Aslında Sarkisyan, Batı’nın ve Ermeni yalanını paraya tahvil eden ABD ve Fransa’daki Ermeni diasporasının bir kuklasıdır. Bu politikası, Devlet Başkanı olduğu ülkenin insanlarına zarar vermektedir. Bu yalan Türkiye’yi sürekli olarak baskı altında tutmak için emperyalizm tarafından uydurulmuştur. Soykırım iddiasının hukuki ve tarihi bir temeli olmadığını, en iyi emperyalist devletler bilmektedir. Bu çirkin ve kirli oyunun bir mağduru Türkiye ise asıl mağduru Ermenistan’dır. Kimse coğrafyayı ve jeopolitiği değiştiremez. Ermenistan’ı yönetenler, gerçekten kendi halklarının refah ve mutluluğunu istiyorlarsa, Türkiye ve Azerbaycan ile dengeli ve yapıcı ilişki kurmak zorundadır.

Bunları söyledikten sonra bir konunun altını çizmeliyiz. Diplomasi, satranç gibi en azından birkaç hamle sonrasını görebilmeyi gerektiren ince ve zarif bir sanattır. Paldır küldür diplomasi olmaz! Kaldı ki, hiçbir şekilde muhatap alınmayı hak etmeyen Sarkisyan’a davet mektubu göndermek, ona gollük bir pas vermekle eş anlamlıdır. O da bu pası, zaten yalan dolanla beslenmeye hazır olan iç ve dış kamuoyunun desteğini alacak şekilde gole çevirmiştir.

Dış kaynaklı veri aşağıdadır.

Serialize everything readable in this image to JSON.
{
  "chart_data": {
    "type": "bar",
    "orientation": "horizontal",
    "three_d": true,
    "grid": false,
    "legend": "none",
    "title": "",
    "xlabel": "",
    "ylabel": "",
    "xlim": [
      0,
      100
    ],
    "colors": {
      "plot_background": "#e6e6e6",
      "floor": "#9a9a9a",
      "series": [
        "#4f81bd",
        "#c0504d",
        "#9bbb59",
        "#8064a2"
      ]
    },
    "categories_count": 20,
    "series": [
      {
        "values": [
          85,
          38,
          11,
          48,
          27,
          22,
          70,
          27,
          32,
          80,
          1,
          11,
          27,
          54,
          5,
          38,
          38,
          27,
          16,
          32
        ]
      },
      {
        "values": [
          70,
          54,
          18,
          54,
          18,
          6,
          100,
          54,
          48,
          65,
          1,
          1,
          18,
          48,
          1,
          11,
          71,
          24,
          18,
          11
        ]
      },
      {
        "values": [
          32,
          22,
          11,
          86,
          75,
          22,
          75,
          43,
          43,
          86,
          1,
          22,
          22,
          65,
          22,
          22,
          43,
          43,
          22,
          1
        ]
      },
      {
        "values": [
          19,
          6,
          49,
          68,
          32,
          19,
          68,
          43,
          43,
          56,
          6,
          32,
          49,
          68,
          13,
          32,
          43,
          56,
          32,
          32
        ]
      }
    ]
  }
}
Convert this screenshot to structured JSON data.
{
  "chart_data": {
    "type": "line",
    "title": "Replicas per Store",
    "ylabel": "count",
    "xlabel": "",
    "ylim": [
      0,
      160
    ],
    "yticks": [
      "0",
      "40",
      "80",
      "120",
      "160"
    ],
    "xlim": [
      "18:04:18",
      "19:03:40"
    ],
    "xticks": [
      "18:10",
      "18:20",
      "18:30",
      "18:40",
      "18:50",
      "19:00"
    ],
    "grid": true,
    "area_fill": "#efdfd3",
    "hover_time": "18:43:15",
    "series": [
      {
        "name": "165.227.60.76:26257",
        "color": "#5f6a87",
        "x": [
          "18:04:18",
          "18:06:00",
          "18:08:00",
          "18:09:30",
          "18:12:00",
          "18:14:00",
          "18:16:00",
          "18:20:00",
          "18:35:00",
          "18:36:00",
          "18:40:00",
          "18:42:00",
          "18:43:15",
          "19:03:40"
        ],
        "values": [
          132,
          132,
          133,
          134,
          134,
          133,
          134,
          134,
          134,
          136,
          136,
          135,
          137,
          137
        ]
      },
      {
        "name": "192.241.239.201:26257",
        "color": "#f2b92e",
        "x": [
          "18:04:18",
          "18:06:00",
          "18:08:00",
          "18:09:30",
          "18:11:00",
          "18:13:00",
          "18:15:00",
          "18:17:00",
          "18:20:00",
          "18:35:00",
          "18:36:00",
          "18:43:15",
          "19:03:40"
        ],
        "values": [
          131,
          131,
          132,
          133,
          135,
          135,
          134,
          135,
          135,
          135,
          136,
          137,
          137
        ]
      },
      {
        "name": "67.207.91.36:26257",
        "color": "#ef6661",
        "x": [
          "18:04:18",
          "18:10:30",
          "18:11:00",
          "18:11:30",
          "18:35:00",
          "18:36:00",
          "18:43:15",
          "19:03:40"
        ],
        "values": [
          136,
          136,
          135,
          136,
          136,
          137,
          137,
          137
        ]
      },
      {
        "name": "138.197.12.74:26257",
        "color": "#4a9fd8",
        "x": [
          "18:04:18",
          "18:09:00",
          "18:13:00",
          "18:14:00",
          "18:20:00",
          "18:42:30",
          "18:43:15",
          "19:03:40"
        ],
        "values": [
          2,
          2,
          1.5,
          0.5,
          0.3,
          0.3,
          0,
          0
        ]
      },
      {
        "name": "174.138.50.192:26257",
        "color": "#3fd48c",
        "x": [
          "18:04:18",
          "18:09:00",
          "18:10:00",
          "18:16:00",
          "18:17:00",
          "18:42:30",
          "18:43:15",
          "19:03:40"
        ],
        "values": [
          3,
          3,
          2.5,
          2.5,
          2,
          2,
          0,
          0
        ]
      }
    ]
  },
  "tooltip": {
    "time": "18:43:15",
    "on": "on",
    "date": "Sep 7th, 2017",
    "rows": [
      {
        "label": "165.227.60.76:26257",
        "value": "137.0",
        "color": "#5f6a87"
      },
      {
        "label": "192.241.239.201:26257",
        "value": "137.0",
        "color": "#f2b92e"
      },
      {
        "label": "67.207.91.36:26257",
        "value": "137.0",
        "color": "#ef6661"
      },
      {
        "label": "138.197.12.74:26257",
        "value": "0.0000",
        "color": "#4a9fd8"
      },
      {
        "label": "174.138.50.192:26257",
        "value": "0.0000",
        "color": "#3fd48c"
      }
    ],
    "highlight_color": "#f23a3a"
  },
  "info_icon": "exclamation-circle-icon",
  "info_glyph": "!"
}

Altı çizilecek diğer bir konu ise Çanakkale zaferini kutlamak için seçilen tarihtir. Daha önce 18 Mart günlerinde “Çanakkale Deniz Zaferi” ismi ile kutlanan ve bu isimle topluma mal olan bu mutlu günün adı, denizcileri ve Deniz Kuvvetlerini yaralayacak şekilde “18 Mart Çanakkale Zaferi ve Çanakkale Şehitlerini Anma Günü” olarak değiştirilmiştir. Yani Türkiye’nin sırtını denizlere dönme içgüdüsü yine galip gelmiş, “DENİZ” sözcüğü bir çırpıda kenara atılmıştır! O halde Türkiye’de Çanakkale Savaşı kutlaması için tüm ilgili ülkelerin bildiği, Büyükelçilik ve Askeri Ataşelikleri vasıtası ile takip ettiği bir tarih mevcuttur: 18 Mart!

Tarihi belgelere göre Müttefik ülkeler, 25 Nisan 1915 günü şafak sökerken Gelibolu kıyılarına çıkmıştır. İngiliz ve Alman belgelerine göre de çıkarma tarihi budur! Ayrıca emperyalist ülkelerin işgal amacıyla ülkemize çıkarma yaptığı günün- bu tarih 24 Nisan 1915 olsa bile- bir zafer günü olarak kabul edilmesi anlamsızdır. Dolayısıyla bir sanatkâr titizliğinde olması gereken diplomasi mimarisi, yaptığı bu esere bir görsellik katamadığı gibi, yapı sağlam temellere dayanmamaktadır.

İyi niyetle yapılmış olsa da bu girişim, her yönüyle rakiplerimiz açısından Türkiye aleyhinde kullanılabilecek ve kolaylıkla istismar edilebilecek risk unsurları taşımaktadır. Çanakkale Zaferi’nin 100’üncü yıldönümü kutlamalarını görkemli bir şekilde gerçekleştirmek her Türk’ün rüyasıdır. Ama sapla saman birbirine karışırsa, bu tatlı rüya soğuk bir kâbusa dönüşür. Bu büyük zaferimizi Ermeni yalanları ile kirletmek isteyenlere doğrudan ya da dolaylı fırsat verilmemelidir.

Cumhurbaşkanlığı, diplomasi ekibini gözden geçirmelidir.